The paper introduces AnyPoC, a multi-agent framework designed to automatically generate proof-of-concept (PoC) tests for bug reports identified by LLMs, enabling scalable validation of potential software defects. AnyPoC employs a three-stage process involving analysis/fact-checking, iterative PoC synthesis/execution with trace collection, and independent re-execution/scrutiny to mitigate hallucination and reward hacking. Applied to 12 large software systems, AnyPoC significantly outperforms existing coding agents, leading to the discovery of 122 new bugs and the adoption of 45 generated PoCs as official regression tests.
LLMs can now autonomously validate their own bug reports with 1.3x higher accuracy and 9.8x lower false positives, thanks to a novel multi-agent framework that synthesizes, executes, and scrutinizes proof-of-concept tests.
While recent LLM-based agents can identify many candidate bugs in source code, their reports remain static hypotheses that require manual validation, limiting the practicality of automated bug detection. We frame this challenge as a test generation task: given a candidate report, synthesizing an executable proof-of-concept test, or simply a PoC - such as a script, command sequence, or crafted input - to trigger the suspected defect. Automated PoC generation can act as a scalable validation oracle, enabling end-to-end autonomous bug detection by providing concrete execution evidence. However, naive LLM agents are unreliable validators: they are biased toward "success" and may reward-hack by producing plausible but non-functional PoCs or even hallucinated traces. To address this, we present AnyPoC, a general multi-agent framework that (1) analyzes and fact-checks a candidate bug report, (2) iteratively synthesizes and executes a PoC while collecting execution traces, and (3) independently re-executes and scrutinizes the PoC to mitigate hallucination and reward hacking.

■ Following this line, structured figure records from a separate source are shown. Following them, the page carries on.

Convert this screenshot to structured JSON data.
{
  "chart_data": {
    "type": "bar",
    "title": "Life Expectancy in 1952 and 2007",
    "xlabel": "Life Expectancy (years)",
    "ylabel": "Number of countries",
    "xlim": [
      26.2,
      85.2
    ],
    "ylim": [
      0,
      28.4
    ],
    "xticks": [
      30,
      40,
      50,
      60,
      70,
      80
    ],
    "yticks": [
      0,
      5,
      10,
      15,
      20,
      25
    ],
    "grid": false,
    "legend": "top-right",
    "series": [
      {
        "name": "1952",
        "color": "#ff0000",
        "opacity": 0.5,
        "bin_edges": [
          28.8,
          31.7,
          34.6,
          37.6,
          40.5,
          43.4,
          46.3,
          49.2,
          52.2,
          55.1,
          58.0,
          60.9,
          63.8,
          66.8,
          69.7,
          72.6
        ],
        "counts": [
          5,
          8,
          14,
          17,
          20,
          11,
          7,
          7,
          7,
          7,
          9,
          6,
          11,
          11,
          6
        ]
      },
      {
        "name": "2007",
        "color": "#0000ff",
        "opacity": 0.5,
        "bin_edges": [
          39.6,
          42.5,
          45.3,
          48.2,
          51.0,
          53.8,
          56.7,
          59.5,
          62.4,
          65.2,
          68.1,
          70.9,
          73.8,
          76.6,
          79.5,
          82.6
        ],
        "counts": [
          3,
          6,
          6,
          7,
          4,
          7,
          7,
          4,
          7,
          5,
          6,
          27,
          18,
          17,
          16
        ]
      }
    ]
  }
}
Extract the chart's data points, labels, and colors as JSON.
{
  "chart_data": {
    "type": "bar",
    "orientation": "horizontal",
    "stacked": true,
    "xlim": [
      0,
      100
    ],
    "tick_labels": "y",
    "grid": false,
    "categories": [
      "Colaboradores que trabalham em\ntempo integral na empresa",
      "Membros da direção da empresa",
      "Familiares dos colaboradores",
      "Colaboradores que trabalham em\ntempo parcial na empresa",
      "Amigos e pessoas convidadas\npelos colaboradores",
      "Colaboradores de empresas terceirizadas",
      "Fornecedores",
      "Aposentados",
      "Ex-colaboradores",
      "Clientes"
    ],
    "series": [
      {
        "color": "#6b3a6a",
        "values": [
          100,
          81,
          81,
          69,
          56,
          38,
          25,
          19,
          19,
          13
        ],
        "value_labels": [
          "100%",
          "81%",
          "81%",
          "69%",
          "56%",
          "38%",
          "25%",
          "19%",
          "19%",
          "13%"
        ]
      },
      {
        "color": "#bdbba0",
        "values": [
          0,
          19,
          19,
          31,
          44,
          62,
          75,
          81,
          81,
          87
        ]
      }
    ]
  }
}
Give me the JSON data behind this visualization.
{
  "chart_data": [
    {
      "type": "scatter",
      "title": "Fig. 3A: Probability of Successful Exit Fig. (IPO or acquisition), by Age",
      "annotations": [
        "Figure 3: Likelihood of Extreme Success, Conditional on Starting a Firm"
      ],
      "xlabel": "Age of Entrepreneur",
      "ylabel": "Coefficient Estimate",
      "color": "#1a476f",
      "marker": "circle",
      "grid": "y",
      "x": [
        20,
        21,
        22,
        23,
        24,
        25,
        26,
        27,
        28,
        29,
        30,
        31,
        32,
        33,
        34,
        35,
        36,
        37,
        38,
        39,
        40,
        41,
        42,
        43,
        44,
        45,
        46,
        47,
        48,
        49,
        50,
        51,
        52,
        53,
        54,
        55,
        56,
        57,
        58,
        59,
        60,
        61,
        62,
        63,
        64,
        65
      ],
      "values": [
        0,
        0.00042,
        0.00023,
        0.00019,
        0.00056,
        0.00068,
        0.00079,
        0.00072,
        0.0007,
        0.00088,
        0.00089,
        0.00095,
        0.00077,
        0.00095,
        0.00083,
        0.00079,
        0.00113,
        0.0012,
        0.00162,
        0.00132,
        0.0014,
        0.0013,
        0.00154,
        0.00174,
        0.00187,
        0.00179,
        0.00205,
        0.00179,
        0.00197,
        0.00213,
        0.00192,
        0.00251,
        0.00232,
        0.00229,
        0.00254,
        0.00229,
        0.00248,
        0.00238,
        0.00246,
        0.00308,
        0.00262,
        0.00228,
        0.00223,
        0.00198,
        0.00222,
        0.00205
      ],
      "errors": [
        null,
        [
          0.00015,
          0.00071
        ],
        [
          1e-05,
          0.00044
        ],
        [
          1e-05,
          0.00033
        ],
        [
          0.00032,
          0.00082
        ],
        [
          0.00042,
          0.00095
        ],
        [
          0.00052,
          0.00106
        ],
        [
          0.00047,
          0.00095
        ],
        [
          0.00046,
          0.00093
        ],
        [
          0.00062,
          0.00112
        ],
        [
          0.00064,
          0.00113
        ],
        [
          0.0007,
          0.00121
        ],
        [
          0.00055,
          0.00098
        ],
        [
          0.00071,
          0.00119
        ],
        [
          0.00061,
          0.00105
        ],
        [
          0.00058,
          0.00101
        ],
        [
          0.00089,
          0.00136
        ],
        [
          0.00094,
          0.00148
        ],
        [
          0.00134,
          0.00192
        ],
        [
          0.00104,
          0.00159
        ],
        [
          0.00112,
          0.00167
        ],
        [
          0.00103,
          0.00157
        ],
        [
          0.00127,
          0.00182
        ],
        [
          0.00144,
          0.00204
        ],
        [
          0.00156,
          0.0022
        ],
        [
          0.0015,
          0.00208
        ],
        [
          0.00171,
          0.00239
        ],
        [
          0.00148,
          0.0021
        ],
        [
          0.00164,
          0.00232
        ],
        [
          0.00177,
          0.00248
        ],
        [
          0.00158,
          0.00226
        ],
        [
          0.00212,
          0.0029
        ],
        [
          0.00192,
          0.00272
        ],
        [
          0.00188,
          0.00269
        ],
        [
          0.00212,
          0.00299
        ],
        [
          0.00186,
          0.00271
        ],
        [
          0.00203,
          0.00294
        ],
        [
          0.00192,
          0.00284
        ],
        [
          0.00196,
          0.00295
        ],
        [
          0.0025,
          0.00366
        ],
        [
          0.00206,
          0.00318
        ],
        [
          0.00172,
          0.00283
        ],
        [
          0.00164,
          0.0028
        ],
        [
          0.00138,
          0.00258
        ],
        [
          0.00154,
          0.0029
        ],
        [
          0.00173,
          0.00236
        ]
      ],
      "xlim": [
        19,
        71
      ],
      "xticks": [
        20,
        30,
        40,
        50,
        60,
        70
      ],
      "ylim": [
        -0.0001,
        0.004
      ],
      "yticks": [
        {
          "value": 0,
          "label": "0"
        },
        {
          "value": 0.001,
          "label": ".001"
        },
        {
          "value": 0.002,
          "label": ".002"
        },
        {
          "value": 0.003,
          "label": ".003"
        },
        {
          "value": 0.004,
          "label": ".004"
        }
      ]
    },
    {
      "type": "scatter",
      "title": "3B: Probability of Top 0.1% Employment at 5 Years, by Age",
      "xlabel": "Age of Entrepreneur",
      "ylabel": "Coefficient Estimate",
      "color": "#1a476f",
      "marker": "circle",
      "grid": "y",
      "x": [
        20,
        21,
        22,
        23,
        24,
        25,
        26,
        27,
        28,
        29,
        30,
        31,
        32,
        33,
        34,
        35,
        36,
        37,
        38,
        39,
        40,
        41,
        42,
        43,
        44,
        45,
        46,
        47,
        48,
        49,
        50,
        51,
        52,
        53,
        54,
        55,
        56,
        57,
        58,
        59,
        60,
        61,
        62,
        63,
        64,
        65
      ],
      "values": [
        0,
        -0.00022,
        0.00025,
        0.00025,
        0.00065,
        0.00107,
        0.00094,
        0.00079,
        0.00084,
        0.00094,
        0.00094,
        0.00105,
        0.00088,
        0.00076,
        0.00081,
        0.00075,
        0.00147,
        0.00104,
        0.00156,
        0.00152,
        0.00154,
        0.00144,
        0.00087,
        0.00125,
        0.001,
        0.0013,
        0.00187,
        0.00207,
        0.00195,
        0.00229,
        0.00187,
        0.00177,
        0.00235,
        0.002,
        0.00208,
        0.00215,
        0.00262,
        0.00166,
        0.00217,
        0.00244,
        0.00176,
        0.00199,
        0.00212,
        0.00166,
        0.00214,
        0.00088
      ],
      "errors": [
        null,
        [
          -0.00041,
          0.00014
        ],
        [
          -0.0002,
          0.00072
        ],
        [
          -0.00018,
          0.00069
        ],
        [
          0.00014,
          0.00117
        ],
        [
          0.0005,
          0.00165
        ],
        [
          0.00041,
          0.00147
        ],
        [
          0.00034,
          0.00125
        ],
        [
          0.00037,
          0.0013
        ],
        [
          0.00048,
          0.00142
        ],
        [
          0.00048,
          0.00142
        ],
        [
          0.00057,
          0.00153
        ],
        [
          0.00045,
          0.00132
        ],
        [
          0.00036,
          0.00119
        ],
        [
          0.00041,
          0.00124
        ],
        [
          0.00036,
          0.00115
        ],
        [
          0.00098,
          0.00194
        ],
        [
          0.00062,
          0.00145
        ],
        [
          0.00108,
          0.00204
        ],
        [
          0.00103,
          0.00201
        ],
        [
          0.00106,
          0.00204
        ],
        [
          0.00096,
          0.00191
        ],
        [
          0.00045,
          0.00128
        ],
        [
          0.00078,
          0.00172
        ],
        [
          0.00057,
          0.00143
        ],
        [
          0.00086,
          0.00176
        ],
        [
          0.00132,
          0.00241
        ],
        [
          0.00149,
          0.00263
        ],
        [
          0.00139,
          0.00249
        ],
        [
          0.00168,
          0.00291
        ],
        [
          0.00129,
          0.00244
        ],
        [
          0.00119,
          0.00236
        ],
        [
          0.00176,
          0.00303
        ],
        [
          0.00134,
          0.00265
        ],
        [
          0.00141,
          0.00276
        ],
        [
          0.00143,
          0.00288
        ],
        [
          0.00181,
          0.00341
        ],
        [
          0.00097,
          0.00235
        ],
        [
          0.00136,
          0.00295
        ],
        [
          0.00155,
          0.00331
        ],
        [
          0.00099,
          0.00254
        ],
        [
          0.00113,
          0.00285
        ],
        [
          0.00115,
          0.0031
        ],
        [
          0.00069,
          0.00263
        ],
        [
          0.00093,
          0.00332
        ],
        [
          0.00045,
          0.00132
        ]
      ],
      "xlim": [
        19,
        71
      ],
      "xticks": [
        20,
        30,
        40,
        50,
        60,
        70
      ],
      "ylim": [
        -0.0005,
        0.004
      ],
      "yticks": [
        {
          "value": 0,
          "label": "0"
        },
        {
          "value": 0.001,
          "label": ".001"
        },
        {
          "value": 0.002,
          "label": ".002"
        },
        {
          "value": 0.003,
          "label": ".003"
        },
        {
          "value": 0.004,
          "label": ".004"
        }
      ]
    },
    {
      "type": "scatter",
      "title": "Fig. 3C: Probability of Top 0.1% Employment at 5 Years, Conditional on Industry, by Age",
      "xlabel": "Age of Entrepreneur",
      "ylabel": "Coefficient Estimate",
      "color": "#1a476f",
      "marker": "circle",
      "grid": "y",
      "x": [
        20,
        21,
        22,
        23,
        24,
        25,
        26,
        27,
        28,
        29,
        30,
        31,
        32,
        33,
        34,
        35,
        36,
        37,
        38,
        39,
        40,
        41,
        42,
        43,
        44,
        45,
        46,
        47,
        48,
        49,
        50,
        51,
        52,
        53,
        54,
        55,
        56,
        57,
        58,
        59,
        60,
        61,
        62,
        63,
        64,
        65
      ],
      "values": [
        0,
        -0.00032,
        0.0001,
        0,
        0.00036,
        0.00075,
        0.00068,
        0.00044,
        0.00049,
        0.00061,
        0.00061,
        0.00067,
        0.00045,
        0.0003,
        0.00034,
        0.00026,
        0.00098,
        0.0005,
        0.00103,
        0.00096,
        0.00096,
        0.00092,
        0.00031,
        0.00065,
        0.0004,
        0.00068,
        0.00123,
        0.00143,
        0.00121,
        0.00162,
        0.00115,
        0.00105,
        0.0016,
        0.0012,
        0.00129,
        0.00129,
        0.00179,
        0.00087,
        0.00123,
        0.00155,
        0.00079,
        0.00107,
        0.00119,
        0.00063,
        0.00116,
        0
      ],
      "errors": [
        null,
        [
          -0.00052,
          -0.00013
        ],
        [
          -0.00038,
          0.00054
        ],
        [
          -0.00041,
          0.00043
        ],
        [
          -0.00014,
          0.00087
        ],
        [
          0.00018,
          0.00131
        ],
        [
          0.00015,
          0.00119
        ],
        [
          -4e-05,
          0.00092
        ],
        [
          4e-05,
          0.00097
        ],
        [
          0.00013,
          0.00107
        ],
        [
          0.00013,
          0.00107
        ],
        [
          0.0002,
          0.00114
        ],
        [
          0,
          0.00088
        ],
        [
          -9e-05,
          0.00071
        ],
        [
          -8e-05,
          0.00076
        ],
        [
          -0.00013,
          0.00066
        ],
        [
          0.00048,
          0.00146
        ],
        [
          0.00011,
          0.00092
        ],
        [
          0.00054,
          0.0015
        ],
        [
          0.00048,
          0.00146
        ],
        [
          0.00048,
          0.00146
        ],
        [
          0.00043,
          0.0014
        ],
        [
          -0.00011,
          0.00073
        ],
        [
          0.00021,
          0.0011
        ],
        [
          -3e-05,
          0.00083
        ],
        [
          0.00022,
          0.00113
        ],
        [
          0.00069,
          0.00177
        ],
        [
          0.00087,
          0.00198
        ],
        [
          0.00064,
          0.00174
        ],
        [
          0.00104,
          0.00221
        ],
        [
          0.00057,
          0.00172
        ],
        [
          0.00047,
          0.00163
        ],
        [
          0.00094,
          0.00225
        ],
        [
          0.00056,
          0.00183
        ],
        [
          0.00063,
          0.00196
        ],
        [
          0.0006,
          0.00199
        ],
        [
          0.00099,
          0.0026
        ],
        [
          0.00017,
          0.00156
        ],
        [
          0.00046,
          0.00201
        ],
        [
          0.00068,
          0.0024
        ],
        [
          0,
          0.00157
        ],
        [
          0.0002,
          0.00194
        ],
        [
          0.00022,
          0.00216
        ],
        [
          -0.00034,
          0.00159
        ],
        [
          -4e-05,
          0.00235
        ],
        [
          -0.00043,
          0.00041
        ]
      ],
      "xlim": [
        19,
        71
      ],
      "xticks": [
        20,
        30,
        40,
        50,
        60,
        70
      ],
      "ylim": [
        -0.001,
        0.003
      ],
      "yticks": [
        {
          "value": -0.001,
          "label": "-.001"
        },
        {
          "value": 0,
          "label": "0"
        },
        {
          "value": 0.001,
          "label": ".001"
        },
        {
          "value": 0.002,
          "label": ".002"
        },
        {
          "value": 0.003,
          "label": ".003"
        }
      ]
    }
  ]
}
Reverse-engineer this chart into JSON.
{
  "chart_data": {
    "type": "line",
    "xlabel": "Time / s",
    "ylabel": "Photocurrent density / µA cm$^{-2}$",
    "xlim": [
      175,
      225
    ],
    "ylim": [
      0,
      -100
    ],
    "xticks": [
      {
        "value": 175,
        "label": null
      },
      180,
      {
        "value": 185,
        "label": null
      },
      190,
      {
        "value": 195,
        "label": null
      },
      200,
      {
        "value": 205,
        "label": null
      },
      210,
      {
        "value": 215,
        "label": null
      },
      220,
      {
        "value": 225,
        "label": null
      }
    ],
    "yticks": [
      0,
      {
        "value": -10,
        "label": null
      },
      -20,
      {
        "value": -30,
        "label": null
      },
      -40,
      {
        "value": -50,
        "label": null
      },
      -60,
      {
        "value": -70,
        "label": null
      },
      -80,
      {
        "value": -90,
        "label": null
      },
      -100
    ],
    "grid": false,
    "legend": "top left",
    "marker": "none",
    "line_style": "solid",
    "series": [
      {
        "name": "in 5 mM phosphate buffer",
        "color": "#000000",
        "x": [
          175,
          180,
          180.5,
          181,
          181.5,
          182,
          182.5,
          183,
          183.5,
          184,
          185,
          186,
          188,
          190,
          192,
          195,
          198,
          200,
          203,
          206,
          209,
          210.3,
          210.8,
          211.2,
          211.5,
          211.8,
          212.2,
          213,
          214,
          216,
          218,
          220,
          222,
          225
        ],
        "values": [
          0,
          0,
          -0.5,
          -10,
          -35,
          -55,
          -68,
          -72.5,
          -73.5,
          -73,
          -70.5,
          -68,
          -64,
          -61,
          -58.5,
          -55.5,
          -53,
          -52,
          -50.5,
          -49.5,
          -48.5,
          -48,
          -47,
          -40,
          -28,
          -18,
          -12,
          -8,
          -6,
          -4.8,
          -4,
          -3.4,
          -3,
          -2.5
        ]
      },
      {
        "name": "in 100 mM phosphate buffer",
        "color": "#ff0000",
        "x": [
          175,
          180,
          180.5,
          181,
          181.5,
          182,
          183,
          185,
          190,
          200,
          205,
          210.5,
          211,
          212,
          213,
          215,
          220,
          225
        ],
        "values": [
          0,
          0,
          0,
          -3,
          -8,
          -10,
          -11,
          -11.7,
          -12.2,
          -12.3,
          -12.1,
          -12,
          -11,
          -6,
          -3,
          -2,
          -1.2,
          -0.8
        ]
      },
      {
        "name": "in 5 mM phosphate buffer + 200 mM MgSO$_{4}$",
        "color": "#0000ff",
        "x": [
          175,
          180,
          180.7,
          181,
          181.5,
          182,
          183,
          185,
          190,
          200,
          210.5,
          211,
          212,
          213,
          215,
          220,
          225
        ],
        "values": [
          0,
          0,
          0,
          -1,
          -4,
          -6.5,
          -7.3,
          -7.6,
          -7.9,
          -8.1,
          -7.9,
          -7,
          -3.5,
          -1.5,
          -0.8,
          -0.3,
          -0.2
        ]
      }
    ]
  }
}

In addition, AnyPoC also continuously extracts and evolves a PoC knowledge base to handle heterogeneous tasks. AnyPoC operates on candidate bug reports regardless of their source and can be paired with different bug reporters. To demonstrate practicality and generality, we apply AnyPoC, with a simple agentic bug reporter, on 12 critical software systems across diverse languages/domains (many with millions of lines of code) including Firefox, Chromium, LLVM, OpenSSL, SQLite, FFmpeg, and Redis. Compared to the state-of-the-art coding agents, e.g., Claude Code and Codex, AnyPoC produces 1.3x more valid PoCs for true-positive bug reports and rejects 9.8x more false-positive bug reports. To date, AnyPoC has discovered 122 new bugs (105 confirmed, 86 already fixed), with 45 generated PoCs adopted as official regression tests.